The Max Planck Institute of Biochemistry (MPIB) researchers, in collaboration with the German Heart Centre at the Technical University of Munich (TUM), have come up with an exceedingly new idea to determine how many individual proteins are present in each type of cell in the heart. While doing so, the team compiled the first atlas of the healthy heart, called as cardiac proteome. The atlas is likely to help every researchers and physician to identify differences between healthy heart and chronic heart.

Proteins are the fundamental molecular machines present in every cell and perform a wide range of functions. These proteins are produced in the cells purely based on blueprint stored in the DNA. However, if changes occur in the level of DNA and protein, it exponentially leads to heart disorder. Thus it is crucial to identify which proteins are causing defect and what quantity of proteins is present in the healthy heart.

Proteome: The map of the heart

Protein atlas of the heart, proteome, was the idea brought forth by researchers from Munich. It was explicitly published in the, "Nature Communication". Scientists from this region examined the whole profile of protein cells in almost all the regions of the heart, such as heart valves, cardiac chambers and major blood vessels. They investigated the protein composition in three different types of cells of the heart: cardiac fibroblasts, smooth muscles cells and endothelial cells. Researchers were able to identify/map what quantity of proteins are distributed in all regions of the heart and conclude that nearly 11,000 diverse proteins are found throughout the heart, using spectrometry.

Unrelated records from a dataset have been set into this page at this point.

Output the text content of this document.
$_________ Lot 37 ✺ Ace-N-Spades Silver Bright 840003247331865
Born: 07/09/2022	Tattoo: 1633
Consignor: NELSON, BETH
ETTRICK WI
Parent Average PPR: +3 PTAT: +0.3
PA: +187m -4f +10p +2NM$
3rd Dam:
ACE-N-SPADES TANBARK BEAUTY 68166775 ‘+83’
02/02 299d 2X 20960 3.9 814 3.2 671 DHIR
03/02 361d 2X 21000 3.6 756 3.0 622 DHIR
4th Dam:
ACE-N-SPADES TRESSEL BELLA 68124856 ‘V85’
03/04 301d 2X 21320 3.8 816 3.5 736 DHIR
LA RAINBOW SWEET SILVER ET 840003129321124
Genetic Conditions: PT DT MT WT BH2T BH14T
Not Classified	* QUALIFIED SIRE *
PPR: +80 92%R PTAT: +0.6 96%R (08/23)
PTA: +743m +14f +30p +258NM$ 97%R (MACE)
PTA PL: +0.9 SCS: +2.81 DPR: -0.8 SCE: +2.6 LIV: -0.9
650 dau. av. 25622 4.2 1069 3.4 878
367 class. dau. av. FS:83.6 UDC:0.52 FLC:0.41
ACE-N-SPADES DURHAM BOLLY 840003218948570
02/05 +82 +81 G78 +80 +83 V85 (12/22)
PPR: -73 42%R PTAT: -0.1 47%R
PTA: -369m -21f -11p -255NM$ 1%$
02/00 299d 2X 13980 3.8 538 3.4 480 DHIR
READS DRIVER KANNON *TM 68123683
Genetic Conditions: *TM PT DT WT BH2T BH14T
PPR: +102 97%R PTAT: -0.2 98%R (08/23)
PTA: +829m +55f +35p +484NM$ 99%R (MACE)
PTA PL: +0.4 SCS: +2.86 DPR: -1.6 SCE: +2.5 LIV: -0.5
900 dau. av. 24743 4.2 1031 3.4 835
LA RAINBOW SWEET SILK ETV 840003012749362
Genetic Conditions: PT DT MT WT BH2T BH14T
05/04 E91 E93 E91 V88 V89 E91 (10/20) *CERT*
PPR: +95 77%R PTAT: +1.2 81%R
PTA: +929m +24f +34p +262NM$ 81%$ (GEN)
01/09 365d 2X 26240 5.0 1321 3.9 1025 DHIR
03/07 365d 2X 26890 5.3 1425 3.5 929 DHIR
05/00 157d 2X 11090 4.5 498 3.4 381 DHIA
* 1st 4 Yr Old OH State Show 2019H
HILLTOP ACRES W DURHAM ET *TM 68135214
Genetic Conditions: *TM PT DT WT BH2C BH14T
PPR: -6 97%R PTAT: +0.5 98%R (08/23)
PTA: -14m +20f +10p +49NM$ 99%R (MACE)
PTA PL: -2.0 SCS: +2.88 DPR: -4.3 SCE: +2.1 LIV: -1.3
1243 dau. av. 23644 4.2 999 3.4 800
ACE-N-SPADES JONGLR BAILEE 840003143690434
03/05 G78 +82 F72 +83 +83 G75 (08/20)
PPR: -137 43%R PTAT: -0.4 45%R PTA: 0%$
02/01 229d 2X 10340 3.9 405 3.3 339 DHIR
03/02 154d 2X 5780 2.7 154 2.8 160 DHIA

"Previous studies had focused for the most part only on individual cell types, or they used tissue from diseased hearts. This approach has two problems," said lead author Sophia Doll of the MPIB.

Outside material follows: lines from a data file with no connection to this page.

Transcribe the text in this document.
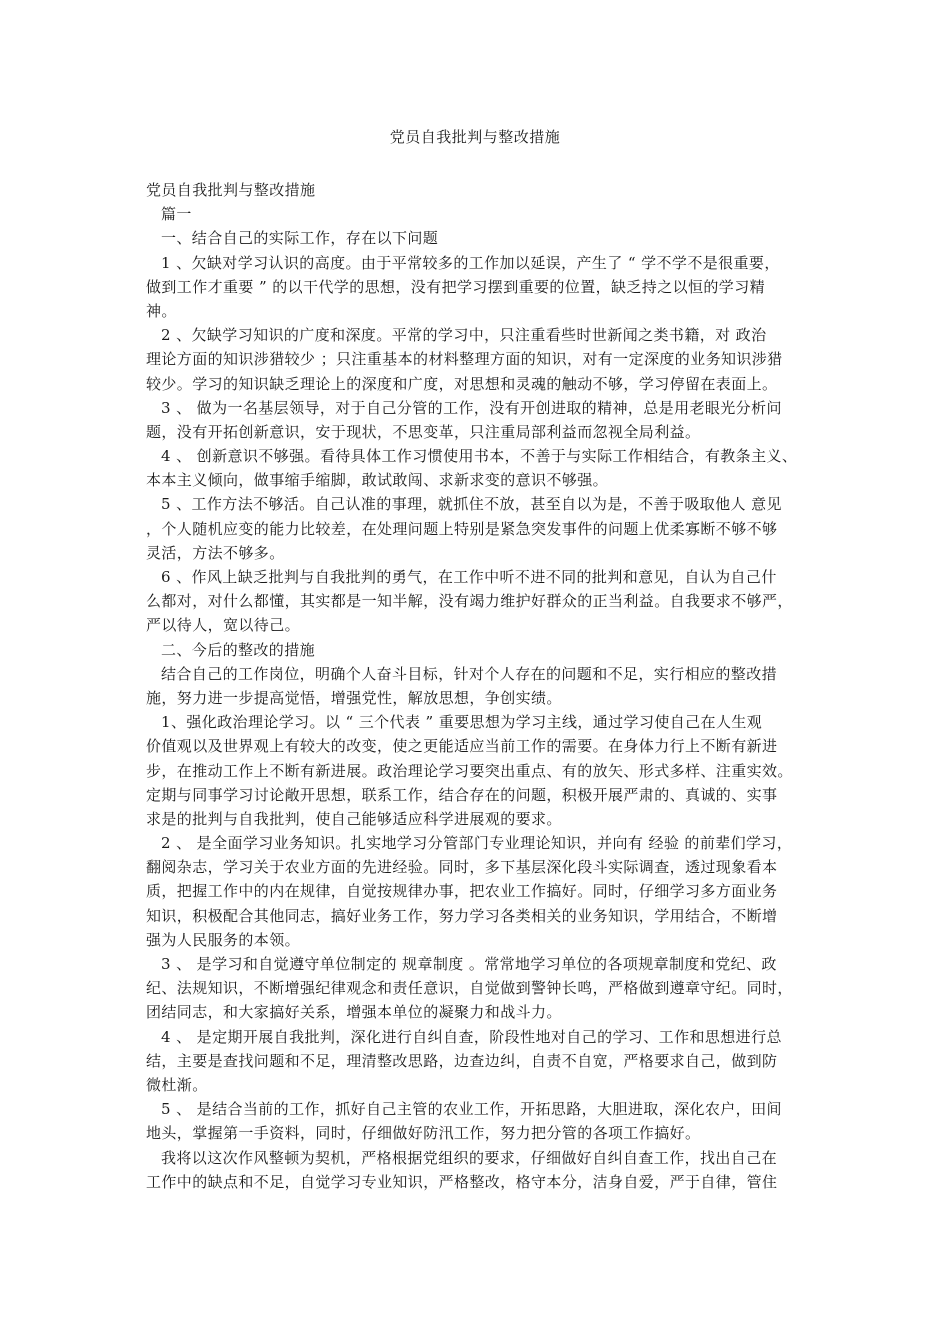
党员自我批判与整改措施
党员自我批判与整改措施
篇一
一、结合自己的实际工作，存在以下问题
1 、欠缺对学习认识的高度。由于平常较多的工作加以延误，产生了 “ 学不学不是很重要，
做到工作才重要 ” 的以干代学的思想，没有把学习摆到重要的位置，缺乏持之以恒的学习精
神。
2 、欠缺学习知识的广度和深度。平常的学习中，只注重看些时世新闻之类书籍，对 政治
理论方面的知识涉猎较少 ；只注重基本的材料整理方面的知识，对有一定深度的业务知识涉猎
较少。学习的知识缺乏理论上的深度和广度，对思想和灵魂的触动不够，学习停留在表面上。
3 、 做为一名基层领导，对于自己分管的工作，没有开创进取的精神，总是用老眼光分析问
题，没有开拓创新意识，安于现状，不思变革，只注重局部利益而忽视全局利益。
4 、 创新意识不够强。看待具体工作习惯使用书本，不善于与实际工作相结合，有教条主义、
本本主义倾向，做事缩手缩脚，敢试敢闯、求新求变的意识不够强。
5 、工作方法不够活。自己认准的事理，就抓住不放，甚至自以为是，不善于吸取他人 意见
，个人随机应变的能力比较差，在处理问题上特别是紧急突发事件的问题上优柔寡断不够不够
灵活，方法不够多。
6 、作风上缺乏批判与自我批判的勇气，在工作中听不进不同的批判和意见，自认为自己什
么都对，对什么都懂，其实都是一知半解，没有竭力维护好群众的正当利益。自我要求不够严，
严以待人，宽以待己。
二、今后的整改的措施
结合自己的工作岗位，明确个人奋斗目标，针对个人存在的问题和不足，实行相应的整改措
施，努力进一步提高觉悟，增强党性，解放思想，争创实绩。
1、强化政治理论学习。以 “ 三个代表 ” 重要思想为学习主线，通过学习使自己在人生观
价值观以及世界观上有较大的改变，使之更能适应当前工作的需要。在身体力行上不断有新进
步，在推动工作上不断有新进展。政治理论学习要突出重点、有的放矢、形式多样、注重实效。
定期与同事学习讨论敞开思想，联系工作，结合存在的问题，积极开展严肃的、真诚的、实事
求是的批判与自我批判，使自己能够适应科学进展观的要求。
2 、 是全面学习业务知识。扎实地学习分管部门专业理论知识，并向有 经验 的前辈们学习，
翻阅杂志，学习关于农业方面的先进经验。同时，多下基层深化段斗实际调查，透过现象看本
质，把握工作中的内在规律，自觉按规律办事，把农业工作搞好。同时，仔细学习多方面业务
知识，积极配合其他同志，搞好业务工作，努力学习各类相关的业务知识，学用结合，不断增
强为人民服务的本领。
3 、 是学习和自觉遵守单位制定的 规章制度 。常常地学习单位的各项规章制度和党纪、政
纪、法规知识，不断增强纪律观念和责任意识，自觉做到警钟长鸣，严格做到遵章守纪。同时，
团结同志，和大家搞好关系，增强本单位的凝聚力和战斗力。
4 、 是定期开展自我批判，深化进行自纠自查，阶段性地对自己的学习、工作和思想进行总
结，主要是查找问题和不足，理清整改思路，边查边纠，自责不自宽，严格要求自己，做到防
微杜渐。
5 、 是结合当前的工作，抓好自己主管的农业工作，开拓思路，大胆进取，深化农户，田间
地头，掌握第一手资料，同时，仔细做好防汛工作，努力把分管的各项工作搞好。
我将以这次作风整顿为契机，严格根据党组织的要求，仔细做好自纠自查工作，找出自己在
工作中的缺点和不足，自觉学习专业知识，严格整改，格守本分，洁身自爱，严于自律，管住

"First, the results did not give a full picture of the heart across all its regions and tissues; and second, comparative data on healthy hearts were often missing. Our study has eliminated both problems. Now the data can be used as reference for future studies," said Sophia.

"Looking at the protein atlas of the human heart, you can see that al healthy hearts work in a very similar manner. We measured similar protein compositions in all the regions with few differences between them," said Sophia.

Sick vs healthy: identifying important differences

Next step the researchers took was to test whether the profile from the healthy heart could serve as means to help control and detecting changes in diseased hearts. They compared their values with the cardiac proteomes of patients with atrial fibrillation, which is a common disorder of the heart. However, these results actually provided them with clues as to the cause of the heart problem.

"These findings show us how important personalized medicine is. Although all the patients had very similar symptoms, we see from the data that a different molecular dysfunction was responsible in each case. We need to learn to recognize and treat such individual differences- especially in cardiac medicine," said Markus Krane, Deputy Director of the Department of Cardiovascular Surgery of the German Heart Centre Munich at TUM.